Day 479

Wednesday

Just wanted to share some joy.

After almost a month of sobriety thanks to Dry January, C told me that he’s thinking about moderating, admitting that 8-10 drinks/night was probably too much. His hope is to stay dry during the week and drink moderately on weekend.

This is HUGE!!!!!!!

My heart is so happy right now. His drinking was hurting our family and our relationship to such an extent that I was starting to think about divorce, but now I have hope.

Who knows how this will play out, whether he’ll stay committed to this idea (he seemed shaky about it initially) or whether he’ll have more success than I did when moderating, but the important part is that he’s admitting his drinking was unhealthy and he wants to do something about it.

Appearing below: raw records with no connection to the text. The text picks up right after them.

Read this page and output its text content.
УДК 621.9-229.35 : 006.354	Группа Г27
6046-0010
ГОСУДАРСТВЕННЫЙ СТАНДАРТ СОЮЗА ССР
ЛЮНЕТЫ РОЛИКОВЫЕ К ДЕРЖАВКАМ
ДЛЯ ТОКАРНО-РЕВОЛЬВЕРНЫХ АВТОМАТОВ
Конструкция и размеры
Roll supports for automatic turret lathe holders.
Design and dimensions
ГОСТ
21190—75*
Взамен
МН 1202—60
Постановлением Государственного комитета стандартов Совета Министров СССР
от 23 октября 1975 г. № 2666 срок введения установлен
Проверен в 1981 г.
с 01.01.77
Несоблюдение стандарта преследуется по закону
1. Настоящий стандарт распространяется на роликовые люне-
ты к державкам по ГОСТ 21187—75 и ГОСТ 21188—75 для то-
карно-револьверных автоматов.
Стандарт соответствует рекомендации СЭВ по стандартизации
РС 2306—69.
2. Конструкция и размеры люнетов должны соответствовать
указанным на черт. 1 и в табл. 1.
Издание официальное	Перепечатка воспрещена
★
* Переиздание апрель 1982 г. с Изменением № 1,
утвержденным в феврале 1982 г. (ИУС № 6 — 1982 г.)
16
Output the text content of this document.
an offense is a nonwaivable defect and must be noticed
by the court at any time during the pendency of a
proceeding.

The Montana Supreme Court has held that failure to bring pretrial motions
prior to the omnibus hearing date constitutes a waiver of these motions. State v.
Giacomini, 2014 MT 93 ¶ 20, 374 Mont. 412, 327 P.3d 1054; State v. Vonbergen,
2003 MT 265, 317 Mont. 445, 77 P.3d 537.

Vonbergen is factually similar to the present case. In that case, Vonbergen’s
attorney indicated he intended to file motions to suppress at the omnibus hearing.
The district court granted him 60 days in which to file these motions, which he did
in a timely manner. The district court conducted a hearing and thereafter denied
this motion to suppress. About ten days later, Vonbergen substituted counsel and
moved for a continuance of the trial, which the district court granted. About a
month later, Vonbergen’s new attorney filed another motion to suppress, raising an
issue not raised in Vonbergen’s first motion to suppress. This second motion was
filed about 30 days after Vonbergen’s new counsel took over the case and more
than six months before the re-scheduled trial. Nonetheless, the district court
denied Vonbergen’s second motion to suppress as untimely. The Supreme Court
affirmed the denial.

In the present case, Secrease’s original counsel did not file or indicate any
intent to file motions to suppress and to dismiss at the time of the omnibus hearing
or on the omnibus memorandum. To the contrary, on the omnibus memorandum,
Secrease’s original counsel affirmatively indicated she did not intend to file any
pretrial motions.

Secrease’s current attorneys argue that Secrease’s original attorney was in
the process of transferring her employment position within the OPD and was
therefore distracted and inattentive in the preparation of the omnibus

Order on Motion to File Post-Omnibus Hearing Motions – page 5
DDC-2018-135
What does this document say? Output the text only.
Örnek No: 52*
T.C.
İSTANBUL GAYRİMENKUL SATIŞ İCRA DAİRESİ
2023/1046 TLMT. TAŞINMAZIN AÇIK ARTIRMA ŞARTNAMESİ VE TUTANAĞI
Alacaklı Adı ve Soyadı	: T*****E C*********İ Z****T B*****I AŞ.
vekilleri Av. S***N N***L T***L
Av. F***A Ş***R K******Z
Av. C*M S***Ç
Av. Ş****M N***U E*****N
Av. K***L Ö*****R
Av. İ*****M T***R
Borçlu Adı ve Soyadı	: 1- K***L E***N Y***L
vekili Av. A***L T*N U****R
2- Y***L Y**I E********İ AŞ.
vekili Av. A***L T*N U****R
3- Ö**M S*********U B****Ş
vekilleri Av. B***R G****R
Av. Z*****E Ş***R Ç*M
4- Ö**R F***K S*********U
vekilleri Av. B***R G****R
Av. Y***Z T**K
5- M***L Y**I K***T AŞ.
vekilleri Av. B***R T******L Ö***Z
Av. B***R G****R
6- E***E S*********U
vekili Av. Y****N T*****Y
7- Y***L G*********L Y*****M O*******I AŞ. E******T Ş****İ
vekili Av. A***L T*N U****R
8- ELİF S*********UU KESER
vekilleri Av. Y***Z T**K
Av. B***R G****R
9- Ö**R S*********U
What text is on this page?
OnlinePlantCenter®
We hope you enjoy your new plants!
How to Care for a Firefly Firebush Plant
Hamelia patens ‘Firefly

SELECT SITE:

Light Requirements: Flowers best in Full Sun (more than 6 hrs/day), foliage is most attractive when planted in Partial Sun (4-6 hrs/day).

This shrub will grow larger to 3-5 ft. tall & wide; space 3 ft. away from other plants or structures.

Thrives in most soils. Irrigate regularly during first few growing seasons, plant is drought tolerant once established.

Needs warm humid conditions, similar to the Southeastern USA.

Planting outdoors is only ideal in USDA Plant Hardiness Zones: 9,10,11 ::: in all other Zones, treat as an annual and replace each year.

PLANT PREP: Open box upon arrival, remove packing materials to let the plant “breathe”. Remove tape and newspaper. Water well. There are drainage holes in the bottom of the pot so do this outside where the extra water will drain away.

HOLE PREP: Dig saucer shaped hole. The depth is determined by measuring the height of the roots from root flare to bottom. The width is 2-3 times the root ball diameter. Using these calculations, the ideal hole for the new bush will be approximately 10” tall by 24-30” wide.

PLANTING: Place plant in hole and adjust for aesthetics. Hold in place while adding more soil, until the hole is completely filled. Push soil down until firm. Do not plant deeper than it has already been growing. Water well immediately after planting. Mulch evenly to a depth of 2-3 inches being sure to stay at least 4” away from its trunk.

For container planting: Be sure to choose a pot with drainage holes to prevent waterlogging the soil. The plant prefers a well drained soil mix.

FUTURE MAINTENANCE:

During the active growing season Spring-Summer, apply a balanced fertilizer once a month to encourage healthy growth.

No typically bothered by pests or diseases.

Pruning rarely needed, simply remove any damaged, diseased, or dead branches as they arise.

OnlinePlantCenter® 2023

He’s also talking about taking up an exercise regimen, and was receptive when I shared my own experience on the road to overall healthy life improvements post-quitting. All of this is without any prompting from me, which is HUGE!!!!

I have stayed as quiet as I possibly could since quitting, knowing that this had to be MY journey, alone, that had nothing to do with him… and that I needed to leave him 100% alone if I could expect him to make any change himself. Any nagging or complaining on my part would only make that more difficult for him. And I can’t say I’ve been completely successful (I admit to rolling my eyes more than once when he forgot a conversation – a big pet peeve for me – or was unable to get through a whole TV show without passing out etc), but overall, I’ve worked very hard at staying quiet.

And it’s paying off. Big lesson for me there.

Sometimes, the best thing you can do is keep your mouth shut.